Methods: Severely obese ARDS patients were enrolled in a physiologic crossover study evaluating the effects of three PEEP titration strategies applied in the following order: (1) PEEPARDSNET: the low PEEP/Fio2 ARDSnet table; (2) PEEPINCREMENTAL: PEEP levels set to determine a positive end-expiratory transpulmonary pressure; and (3) PEEPDECREMENTAL: PEEP levels set to determine the lowest respiratory system elastance during a decremental PEEP trial following a recruitment maneuver on respiratory mechanics, regional lung collapse, and overdistension according to electrical impedance tomography and gas exchange.

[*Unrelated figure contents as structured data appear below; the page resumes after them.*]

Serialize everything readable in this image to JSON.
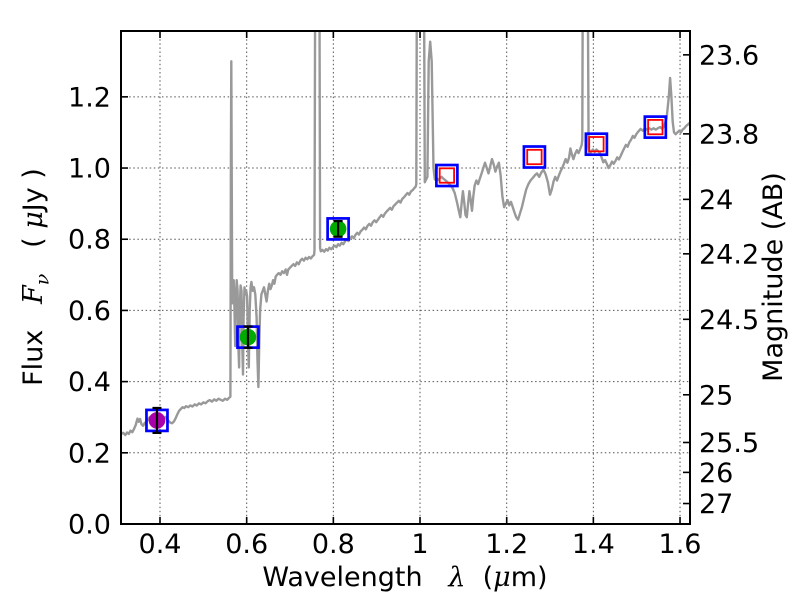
{
  "labels": {
    "flux_word": "Flux",
    "flux_symbol": "F",
    "flux_sub": "ν",
    "flux_unit_open": "( ",
    "flux_unit_mu": "μ",
    "flux_unit_close": "Jy )",
    "x_word": "Wavelength",
    "x_symbol": "λ",
    "x_unit_open": "(",
    "x_unit_mu": "μ",
    "x_unit_close": "m)",
    "y_right": "Magnitude (AB)"
  },
  "chart_data": {
    "type": "line",
    "title": "",
    "xlabel": "Wavelength λ (μm)",
    "ylabel_left": "Flux Fν ( μJy )",
    "ylabel_right": "Magnitude (AB)",
    "xlim": [
      0.31,
      1.623
    ],
    "ylim": [
      0,
      1.385
    ],
    "grid": "dotted, on major x and left-y ticks",
    "legend": "none",
    "colors": {
      "spectrum": "#999999",
      "square_marker": "#0000ff",
      "inner_square_marker": "#ff0000",
      "green_point": "#00aa00",
      "magenta_point": "#aa00aa",
      "errorbar": "#000000",
      "axes": "#000000"
    },
    "x_ticks": [
      {
        "v": 0.4,
        "label": "0.4"
      },
      {
        "v": 0.6,
        "label": "0.6"
      },
      {
        "v": 0.8,
        "label": "0.8"
      },
      {
        "v": 1.0,
        "label": "1"
      },
      {
        "v": 1.2,
        "label": "1.2"
      },
      {
        "v": 1.4,
        "label": "1.4"
      },
      {
        "v": 1.6,
        "label": "1.6"
      }
    ],
    "y_ticks_left": [
      {
        "v": 0.0,
        "label": "0.0"
      },
      {
        "v": 0.2,
        "label": "0.2"
      },
      {
        "v": 0.4,
        "label": "0.4"
      },
      {
        "v": 0.6,
        "label": "0.6"
      },
      {
        "v": 0.8,
        "label": "0.8"
      },
      {
        "v": 1.0,
        "label": "1.0"
      },
      {
        "v": 1.2,
        "label": "1.2"
      }
    ],
    "y_ticks_right": [
      {
        "flux": 1.318,
        "label": "23.6"
      },
      {
        "flux": 1.096,
        "label": "23.8"
      },
      {
        "flux": 0.912,
        "label": "24"
      },
      {
        "flux": 0.759,
        "label": "24.2"
      },
      {
        "flux": 0.575,
        "label": "24.5"
      },
      {
        "flux": 0.363,
        "label": "25"
      },
      {
        "flux": 0.229,
        "label": "25.5"
      },
      {
        "flux": 0.145,
        "label": "26"
      },
      {
        "flux": 0.0575,
        "label": "27"
      }
    ],
    "photometry_filled": [
      {
        "x": 0.393,
        "y": 0.291,
        "yerr": 0.035,
        "color": "#aa00aa"
      },
      {
        "x": 0.603,
        "y": 0.525,
        "yerr": 0.03,
        "color": "#00aa00"
      },
      {
        "x": 0.811,
        "y": 0.829,
        "yerr": 0.022,
        "color": "#00aa00"
      }
    ],
    "photometry_open": [
      {
        "x": 1.062,
        "y": 0.979
      },
      {
        "x": 1.264,
        "y": 1.031
      },
      {
        "x": 1.407,
        "y": 1.067
      },
      {
        "x": 1.543,
        "y": 1.115
      }
    ],
    "spectrum": [
      [
        0.31,
        0.253
      ],
      [
        0.315,
        0.256
      ],
      [
        0.32,
        0.25
      ],
      [
        0.324,
        0.257
      ],
      [
        0.328,
        0.253
      ],
      [
        0.332,
        0.262
      ],
      [
        0.336,
        0.258
      ],
      [
        0.34,
        0.267
      ],
      [
        0.344,
        0.278
      ],
      [
        0.348,
        0.296
      ],
      [
        0.351,
        0.287
      ],
      [
        0.354,
        0.295
      ],
      [
        0.357,
        0.281
      ],
      [
        0.361,
        0.276
      ],
      [
        0.365,
        0.284
      ],
      [
        0.369,
        0.287
      ],
      [
        0.373,
        0.295
      ],
      [
        0.377,
        0.301
      ],
      [
        0.38,
        0.293
      ],
      [
        0.384,
        0.288
      ],
      [
        0.388,
        0.285
      ],
      [
        0.392,
        0.29
      ],
      [
        0.396,
        0.287
      ],
      [
        0.4,
        0.292
      ],
      [
        0.404,
        0.297
      ],
      [
        0.408,
        0.294
      ],
      [
        0.412,
        0.301
      ],
      [
        0.416,
        0.295
      ],
      [
        0.42,
        0.289
      ],
      [
        0.424,
        0.285
      ],
      [
        0.428,
        0.283
      ],
      [
        0.432,
        0.288
      ],
      [
        0.436,
        0.297
      ],
      [
        0.44,
        0.308
      ],
      [
        0.444,
        0.318
      ],
      [
        0.448,
        0.323
      ],
      [
        0.452,
        0.328
      ],
      [
        0.456,
        0.326
      ],
      [
        0.46,
        0.331
      ],
      [
        0.465,
        0.328
      ],
      [
        0.47,
        0.333
      ],
      [
        0.475,
        0.33
      ],
      [
        0.48,
        0.336
      ],
      [
        0.485,
        0.333
      ],
      [
        0.49,
        0.339
      ],
      [
        0.495,
        0.336
      ],
      [
        0.5,
        0.342
      ],
      [
        0.505,
        0.339
      ],
      [
        0.51,
        0.345
      ],
      [
        0.515,
        0.348
      ],
      [
        0.52,
        0.344
      ],
      [
        0.525,
        0.35
      ],
      [
        0.53,
        0.346
      ],
      [
        0.535,
        0.352
      ],
      [
        0.54,
        0.349
      ],
      [
        0.545,
        0.346
      ],
      [
        0.55,
        0.352
      ],
      [
        0.555,
        0.349
      ],
      [
        0.559,
        0.354
      ],
      [
        0.5625,
        0.358
      ],
      [
        0.5635,
        1.02
      ],
      [
        0.5645,
        1.3
      ],
      [
        0.5655,
        1.0
      ],
      [
        0.5665,
        0.62
      ],
      [
        0.568,
        0.655
      ],
      [
        0.57,
        0.685
      ],
      [
        0.572,
        0.6
      ],
      [
        0.5735,
        0.5
      ],
      [
        0.575,
        0.63
      ],
      [
        0.577,
        0.685
      ],
      [
        0.579,
        0.655
      ],
      [
        0.581,
        0.5
      ],
      [
        0.5825,
        0.44
      ],
      [
        0.584,
        0.6
      ],
      [
        0.586,
        0.67
      ],
      [
        0.588,
        0.655
      ],
      [
        0.59,
        0.5
      ],
      [
        0.5915,
        0.42
      ],
      [
        0.593,
        0.58
      ],
      [
        0.595,
        0.665
      ],
      [
        0.597,
        0.645
      ],
      [
        0.599,
        0.655
      ],
      [
        0.601,
        0.64
      ],
      [
        0.603,
        0.52
      ],
      [
        0.605,
        0.44
      ],
      [
        0.607,
        0.6
      ],
      [
        0.609,
        0.665
      ],
      [
        0.611,
        0.68
      ],
      [
        0.614,
        0.655
      ],
      [
        0.617,
        0.665
      ],
      [
        0.62,
        0.645
      ],
      [
        0.623,
        0.58
      ],
      [
        0.625,
        0.46
      ],
      [
        0.627,
        0.385
      ],
      [
        0.629,
        0.5
      ],
      [
        0.631,
        0.6
      ],
      [
        0.634,
        0.645
      ],
      [
        0.637,
        0.655
      ],
      [
        0.64,
        0.665
      ],
      [
        0.643,
        0.645
      ],
      [
        0.646,
        0.625
      ],
      [
        0.649,
        0.655
      ],
      [
        0.652,
        0.675
      ],
      [
        0.655,
        0.66
      ],
      [
        0.658,
        0.67
      ],
      [
        0.661,
        0.685
      ],
      [
        0.664,
        0.675
      ],
      [
        0.667,
        0.695
      ],
      [
        0.67,
        0.7
      ],
      [
        0.674,
        0.705
      ],
      [
        0.678,
        0.7
      ],
      [
        0.682,
        0.71
      ],
      [
        0.686,
        0.705
      ],
      [
        0.69,
        0.715
      ],
      [
        0.693,
        0.7
      ],
      [
        0.696,
        0.715
      ],
      [
        0.7,
        0.72
      ],
      [
        0.704,
        0.725
      ],
      [
        0.708,
        0.73
      ],
      [
        0.712,
        0.725
      ],
      [
        0.716,
        0.735
      ],
      [
        0.72,
        0.73
      ],
      [
        0.724,
        0.74
      ],
      [
        0.728,
        0.745
      ],
      [
        0.732,
        0.74
      ],
      [
        0.736,
        0.748
      ],
      [
        0.74,
        0.744
      ],
      [
        0.744,
        0.75
      ],
      [
        0.748,
        0.746
      ],
      [
        0.752,
        0.752
      ],
      [
        0.7555,
        0.756
      ],
      [
        0.7565,
        0.77
      ],
      [
        0.758,
        1.45
      ],
      [
        0.768,
        1.45
      ],
      [
        0.7695,
        0.775
      ],
      [
        0.771,
        0.766
      ],
      [
        0.775,
        0.77
      ],
      [
        0.779,
        0.765
      ],
      [
        0.783,
        0.772
      ],
      [
        0.787,
        0.768
      ],
      [
        0.791,
        0.776
      ],
      [
        0.795,
        0.772
      ],
      [
        0.799,
        0.778
      ],
      [
        0.803,
        0.782
      ],
      [
        0.807,
        0.778
      ],
      [
        0.811,
        0.786
      ],
      [
        0.815,
        0.782
      ],
      [
        0.819,
        0.79
      ],
      [
        0.823,
        0.786
      ],
      [
        0.827,
        0.794
      ],
      [
        0.831,
        0.8
      ],
      [
        0.835,
        0.795
      ],
      [
        0.839,
        0.803
      ],
      [
        0.843,
        0.808
      ],
      [
        0.847,
        0.803
      ],
      [
        0.851,
        0.812
      ],
      [
        0.855,
        0.818
      ],
      [
        0.859,
        0.813
      ],
      [
        0.863,
        0.822
      ],
      [
        0.867,
        0.827
      ],
      [
        0.871,
        0.833
      ],
      [
        0.875,
        0.828
      ],
      [
        0.879,
        0.838
      ],
      [
        0.883,
        0.843
      ],
      [
        0.887,
        0.838
      ],
      [
        0.891,
        0.848
      ],
      [
        0.895,
        0.853
      ],
      [
        0.899,
        0.848
      ],
      [
        0.903,
        0.855
      ],
      [
        0.907,
        0.862
      ],
      [
        0.911,
        0.868
      ],
      [
        0.915,
        0.863
      ],
      [
        0.919,
        0.872
      ],
      [
        0.923,
        0.878
      ],
      [
        0.927,
        0.883
      ],
      [
        0.931,
        0.888
      ],
      [
        0.935,
        0.883
      ],
      [
        0.939,
        0.893
      ],
      [
        0.943,
        0.898
      ],
      [
        0.947,
        0.903
      ],
      [
        0.951,
        0.908
      ],
      [
        0.955,
        0.903
      ],
      [
        0.959,
        0.913
      ],
      [
        0.963,
        0.918
      ],
      [
        0.967,
        0.924
      ],
      [
        0.971,
        0.93
      ],
      [
        0.975,
        0.925
      ],
      [
        0.979,
        0.934
      ],
      [
        0.983,
        0.938
      ],
      [
        0.987,
        0.944
      ],
      [
        0.99,
        0.948
      ],
      [
        0.9915,
        0.955
      ],
      [
        0.9925,
        1.45
      ],
      [
        1.0095,
        1.45
      ],
      [
        1.011,
        0.96
      ],
      [
        1.014,
        0.968
      ],
      [
        1.017,
        0.975
      ],
      [
        1.02,
        1.3
      ],
      [
        1.0235,
        1.355
      ],
      [
        1.027,
        1.3
      ],
      [
        1.031,
        1.0
      ],
      [
        1.034,
        0.968
      ],
      [
        1.038,
        0.972
      ],
      [
        1.042,
        0.966
      ],
      [
        1.046,
        0.972
      ],
      [
        1.05,
        0.975
      ],
      [
        1.054,
        0.97
      ],
      [
        1.058,
        0.966
      ],
      [
        1.062,
        0.962
      ],
      [
        1.066,
        0.957
      ],
      [
        1.07,
        0.952
      ],
      [
        1.075,
        0.944
      ],
      [
        1.08,
        0.93
      ],
      [
        1.085,
        0.905
      ],
      [
        1.09,
        0.878
      ],
      [
        1.093,
        0.862
      ],
      [
        1.096,
        0.9
      ],
      [
        1.099,
        0.935
      ],
      [
        1.102,
        0.905
      ],
      [
        1.105,
        0.868
      ],
      [
        1.108,
        0.862
      ],
      [
        1.111,
        0.9
      ],
      [
        1.114,
        0.935
      ],
      [
        1.117,
        0.91
      ],
      [
        1.12,
        0.88
      ],
      [
        1.123,
        0.92
      ],
      [
        1.126,
        0.95
      ],
      [
        1.13,
        0.965
      ],
      [
        1.134,
        0.955
      ],
      [
        1.138,
        0.97
      ],
      [
        1.142,
        0.985
      ],
      [
        1.146,
        1.0
      ],
      [
        1.15,
        1.015
      ],
      [
        1.154,
        1.0
      ],
      [
        1.158,
        0.985
      ],
      [
        1.162,
        1.005
      ],
      [
        1.166,
        1.025
      ],
      [
        1.17,
        1.01
      ],
      [
        1.174,
        0.99
      ],
      [
        1.178,
        1.005
      ],
      [
        1.182,
        1.015
      ],
      [
        1.186,
        0.98
      ],
      [
        1.19,
        0.92
      ],
      [
        1.194,
        0.89
      ],
      [
        1.198,
        0.9
      ],
      [
        1.202,
        0.91
      ],
      [
        1.206,
        0.895
      ],
      [
        1.21,
        0.905
      ],
      [
        1.214,
        0.89
      ],
      [
        1.218,
        0.875
      ],
      [
        1.222,
        0.862
      ],
      [
        1.226,
        0.855
      ],
      [
        1.23,
        0.87
      ],
      [
        1.235,
        0.89
      ],
      [
        1.24,
        0.915
      ],
      [
        1.245,
        0.94
      ],
      [
        1.25,
        0.955
      ],
      [
        1.255,
        0.965
      ],
      [
        1.26,
        0.972
      ],
      [
        1.265,
        0.98
      ],
      [
        1.27,
        0.985
      ],
      [
        1.275,
        0.975
      ],
      [
        1.28,
        0.988
      ],
      [
        1.285,
        0.995
      ],
      [
        1.29,
        0.982
      ],
      [
        1.295,
        0.96
      ],
      [
        1.3,
        0.925
      ],
      [
        1.304,
        0.94
      ],
      [
        1.308,
        0.962
      ],
      [
        1.312,
        0.975
      ],
      [
        1.316,
        0.965
      ],
      [
        1.32,
        0.978
      ],
      [
        1.324,
        0.99
      ],
      [
        1.328,
        1.0
      ],
      [
        1.332,
        1.012
      ],
      [
        1.336,
        1.025
      ],
      [
        1.34,
        1.015
      ],
      [
        1.344,
        1.03
      ],
      [
        1.347,
        1.055
      ],
      [
        1.35,
        1.04
      ],
      [
        1.354,
        1.025
      ],
      [
        1.358,
        1.04
      ],
      [
        1.362,
        1.05
      ],
      [
        1.366,
        1.042
      ],
      [
        1.37,
        1.055
      ],
      [
        1.373,
        1.065
      ],
      [
        1.3745,
        1.08
      ],
      [
        1.3755,
        1.45
      ],
      [
        1.3875,
        1.45
      ],
      [
        1.389,
        1.06
      ],
      [
        1.391,
        1.038
      ],
      [
        1.395,
        1.046
      ],
      [
        1.399,
        1.052
      ],
      [
        1.403,
        1.045
      ],
      [
        1.407,
        1.052
      ],
      [
        1.411,
        1.048
      ],
      [
        1.415,
        1.042
      ],
      [
        1.419,
        1.03
      ],
      [
        1.423,
        1.016
      ],
      [
        1.427,
        1.022
      ],
      [
        1.431,
        1.012
      ],
      [
        1.435,
        1.0
      ],
      [
        1.439,
        1.008
      ],
      [
        1.443,
        1.018
      ],
      [
        1.447,
        1.012
      ],
      [
        1.451,
        1.02
      ],
      [
        1.455,
        1.03
      ],
      [
        1.459,
        1.024
      ],
      [
        1.463,
        1.034
      ],
      [
        1.467,
        1.045
      ],
      [
        1.471,
        1.055
      ],
      [
        1.475,
        1.065
      ],
      [
        1.479,
        1.06
      ],
      [
        1.483,
        1.072
      ],
      [
        1.487,
        1.08
      ],
      [
        1.491,
        1.09
      ],
      [
        1.495,
        1.085
      ],
      [
        1.499,
        1.095
      ],
      [
        1.504,
        1.103
      ],
      [
        1.509,
        1.11
      ],
      [
        1.514,
        1.105
      ],
      [
        1.519,
        1.112
      ],
      [
        1.524,
        1.108
      ],
      [
        1.529,
        1.112
      ],
      [
        1.534,
        1.108
      ],
      [
        1.539,
        1.112
      ],
      [
        1.544,
        1.108
      ],
      [
        1.549,
        1.112
      ],
      [
        1.554,
        1.115
      ],
      [
        1.559,
        1.11
      ],
      [
        1.564,
        1.12
      ],
      [
        1.569,
        1.14
      ],
      [
        1.574,
        1.2
      ],
      [
        1.577,
        1.253
      ],
      [
        1.58,
        1.2
      ],
      [
        1.583,
        1.13
      ],
      [
        1.586,
        1.1
      ],
      [
        1.59,
        1.095
      ],
      [
        1.594,
        1.1
      ],
      [
        1.598,
        1.105
      ],
      [
        1.602,
        1.1
      ],
      [
        1.606,
        1.108
      ],
      [
        1.61,
        1.112
      ],
      [
        1.614,
        1.118
      ],
      [
        1.618,
        1.122
      ],
      [
        1.623,
        1.128
      ]
    ]
  }
}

Results: Fourteen patients underwent the study procedures. At PEEPARDSNET (13 ± 1 cm H2O) end-expiratory transpulmonary pressure was negative (−5 ± 5 cm H2O), lung elastance was 27 ± 12 cm H2O/L, and PaO2/Fio2 was 194 ± 111 mmHg. Compared to PEEPARDSNET, at PEEPINCREMENTAL level (22 ± 3 cm H2O) lung volume increased (977 ± 708 ml), lung elastance decreased (23 ± 7 cm H2O/l), lung collapse decreased (18 ± 10%), and ventilation homogeneity increased thus rising oxygenation (251 ± 105 mmHg), despite higher overdistension levels (16 ± 12%), all values P < 0.05 versusPEEPARDSnet. Setting PEEP according to a PEEPDECREMENTAL trial after a recruitment maneuver (21 ± 4 cm H2O, P = 0.99 vs. PEEPINCREMENTAL) further lowered lung elastance (19 ± 6 cm H2O/l) and increased oxygenation (329 ± 82 mmHg) while reducing lung collapse (9 ± 2%) and overdistension (11 ± 2%), all values P < 0.05 versus PEEPARDSnet and PEEPINCREMENTAL. All patients were maintained on titrated PEEP levels up to 24 h without hemodynamic or ventilation related complications.
Conclusions: Among the PEEP titration strategies tested, setting PEEP according to a PEEPDECREMENTAL trial preceded by a recruitment maneuver obtained the best lung function by decreasing lung overdistension and collapse, restoring lung elastance, and oxygenation suggesting lung tissue recruitment.